Observability with Infrastructure as Code
Posted on
Guest Article: Andy Davies is a Senior Software Developer at Reaktor, a tech company based in Amsterdam, New York, and Finland, writing about using the Pulumi Automation API to add observability to infrastructure provisioning.
When using the Pulumi Automation API to create applications that provisions infrastructure, it is very handy to use observability techniques to ensure the application functions correctly and to find where performance bottlenecks are.

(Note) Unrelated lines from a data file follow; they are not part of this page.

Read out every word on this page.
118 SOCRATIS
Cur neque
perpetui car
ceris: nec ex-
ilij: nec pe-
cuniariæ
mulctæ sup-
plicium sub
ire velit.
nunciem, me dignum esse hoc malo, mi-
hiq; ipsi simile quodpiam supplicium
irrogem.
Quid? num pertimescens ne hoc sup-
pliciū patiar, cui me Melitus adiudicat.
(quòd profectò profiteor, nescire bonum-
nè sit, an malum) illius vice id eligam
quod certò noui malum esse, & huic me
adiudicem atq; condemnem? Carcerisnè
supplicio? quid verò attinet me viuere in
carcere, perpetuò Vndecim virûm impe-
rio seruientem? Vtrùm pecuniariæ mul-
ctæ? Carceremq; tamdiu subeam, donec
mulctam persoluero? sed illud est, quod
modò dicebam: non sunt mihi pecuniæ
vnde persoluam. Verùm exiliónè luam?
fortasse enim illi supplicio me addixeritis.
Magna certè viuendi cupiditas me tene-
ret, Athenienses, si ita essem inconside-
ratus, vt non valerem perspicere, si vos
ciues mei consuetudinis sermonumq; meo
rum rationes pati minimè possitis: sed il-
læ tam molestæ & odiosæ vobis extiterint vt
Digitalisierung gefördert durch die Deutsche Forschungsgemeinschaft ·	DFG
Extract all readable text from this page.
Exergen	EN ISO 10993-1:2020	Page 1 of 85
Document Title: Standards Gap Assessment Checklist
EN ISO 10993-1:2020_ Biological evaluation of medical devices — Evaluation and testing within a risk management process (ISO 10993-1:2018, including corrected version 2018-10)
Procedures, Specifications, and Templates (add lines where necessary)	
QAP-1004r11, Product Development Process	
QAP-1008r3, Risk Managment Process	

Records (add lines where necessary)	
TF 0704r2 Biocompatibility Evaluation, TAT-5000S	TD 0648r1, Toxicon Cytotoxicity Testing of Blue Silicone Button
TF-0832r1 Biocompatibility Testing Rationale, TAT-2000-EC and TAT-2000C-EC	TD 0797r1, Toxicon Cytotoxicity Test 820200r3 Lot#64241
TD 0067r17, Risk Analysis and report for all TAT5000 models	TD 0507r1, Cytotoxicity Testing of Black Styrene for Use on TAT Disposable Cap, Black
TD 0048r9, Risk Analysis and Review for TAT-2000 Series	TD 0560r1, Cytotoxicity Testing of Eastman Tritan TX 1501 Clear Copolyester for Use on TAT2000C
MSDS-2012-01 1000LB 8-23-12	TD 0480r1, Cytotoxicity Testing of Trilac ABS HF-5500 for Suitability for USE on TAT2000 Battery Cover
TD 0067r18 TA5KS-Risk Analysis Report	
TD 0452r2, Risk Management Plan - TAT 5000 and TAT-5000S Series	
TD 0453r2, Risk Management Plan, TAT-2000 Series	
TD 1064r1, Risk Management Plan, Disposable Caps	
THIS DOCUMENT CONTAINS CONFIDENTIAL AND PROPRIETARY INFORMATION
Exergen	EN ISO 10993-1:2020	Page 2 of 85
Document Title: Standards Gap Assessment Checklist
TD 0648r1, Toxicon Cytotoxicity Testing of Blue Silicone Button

One of the applications I work on creates a VPC and Bastion host and then stores the credentials in a Vault instance. The problem is that the ‘create infrastructure’ part is an opaque blob, in that I can see it takes 129 seconds to create, but I can’t see what it’s doing or why it takes this amount of time.
So can I do better?
The Initial Application
In this example, I use Honeycomb’s Go Beeline to capture all the data I care about; durations, errors, and any context which is ‘interesting’:
func main() {
beeline.Init(beeline.Config{
WriteKey: os.Getenv("HONEYCOMB_API_KEY"),
Dataset: "pulumi-demo",
})
defer beeline.Close()
ctx, span := beeline.StartSpan(context.Background(), "basic-vpc")
defer span.Send()
name := auto.FullyQualifiedStackName(os.Getenv("PULUMI_USERNAME"), "basic-vpc", "dev")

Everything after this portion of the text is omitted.